Once again, Dr Ryuta Kawashima is back to encourage you to continue exercising your brain in BRAIN AGE EXPRESS: MATH REVIEW. Being released exclusively for the Nintendo DSi as a downloadable game only, Brain Age Express has the advantage of always being stored on your DSi, making quick training sessions less of a hassle as you have no cartridge to replace.
Classic puzzles like identifying the largest number and calculating results are here as always, but some new DSi specific features have also made it into the mix. This time, rather than just having you draw a panda and show you what it could look like, the DSi stores the pictures you created and allows you to share them with friends if you export them to a SD card, and then email them. Other games make good use of the onboard camera, having you make silly faces or act like you just failed a final exam – again these snapshots are saved on the system and can be viewed at anytime or compared with your friends and families results.
Is it any good?
The Brain Age series isn't really evolving much from its well planted roots in making learning fun, and Brain Age: Express only adds a few facets to encourage players to buy the game yet again. The puzzles, math teasers, and fun games are quite enjoyable, even if you'd played the series in the past and the ability to compare faces and drawings with friends and family really adds a new level of interactivity, which Dr. Kawashima likes to point out that communicating also exercises your prefrontal cortex.

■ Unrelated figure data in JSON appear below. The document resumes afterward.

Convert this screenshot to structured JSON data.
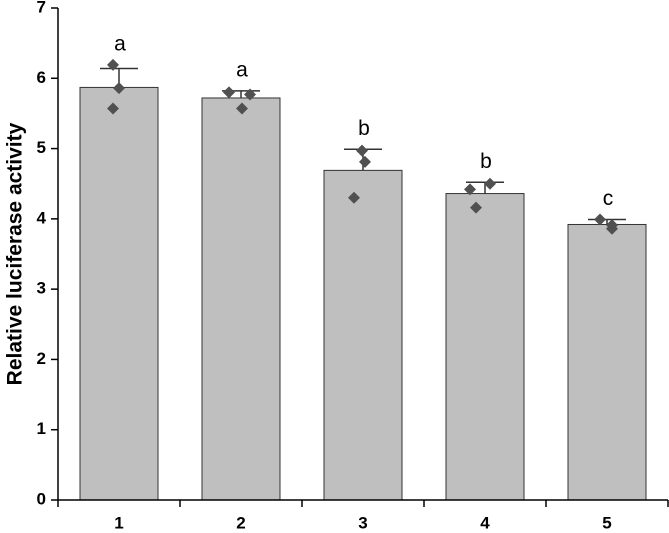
{
  "chart_data": {
    "type": "bar",
    "y_label": "Relative luciferase activity",
    "categories": [
      "1",
      "2",
      "3",
      "4",
      "5"
    ],
    "values": [
      5.87,
      5.72,
      4.69,
      4.36,
      3.92
    ],
    "errors": [
      0.27,
      0.1,
      0.3,
      0.16,
      0.07
    ],
    "points": [
      [
        6.19,
        5.86,
        5.57
      ],
      [
        5.8,
        5.77,
        5.57
      ],
      [
        4.97,
        4.81,
        4.3
      ],
      [
        4.42,
        4.5,
        4.16
      ],
      [
        3.99,
        3.91,
        3.86
      ]
    ],
    "annotations": [
      "a",
      "a",
      "b",
      "b",
      "c"
    ],
    "color": "#bfbfbf",
    "point_color": "#505050",
    "ylim": [
      0,
      7
    ],
    "yticks": [
      0,
      1,
      2,
      3,
      4,
      5,
      6,
      7
    ]
  }
}
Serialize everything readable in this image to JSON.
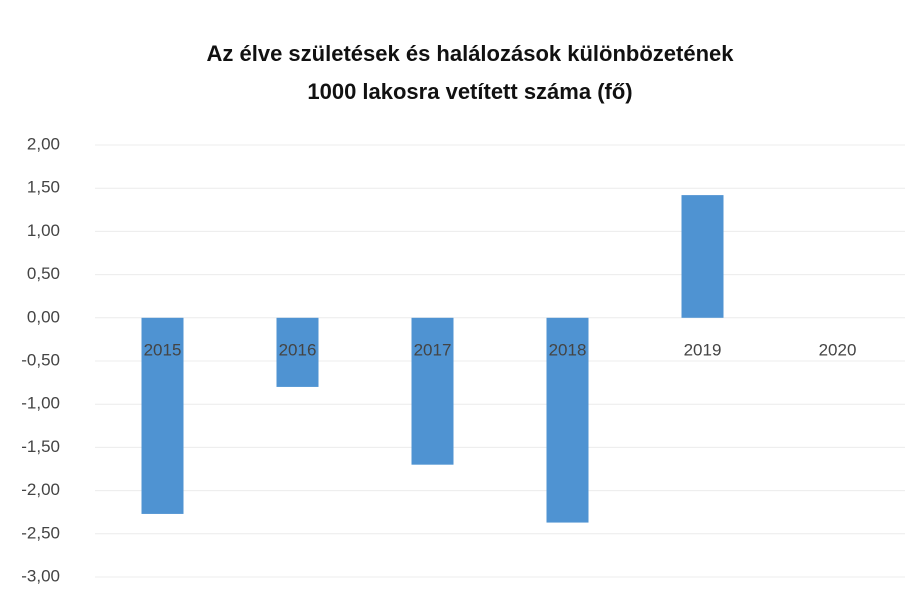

The game costs 800 Nintendo DSi points, which translates to roughly $8. But don't let the bite sized price make you think that the game is only a small portion of the series. There are a lot of options and puzzles to be unlocked and this title is sure to keep you and your family entertained.
Families can talk about...
Families can talk about what it's like to play a game to practice math questions. Does this make learning fun as compared to working through homework? Which of the games are the most fun and why?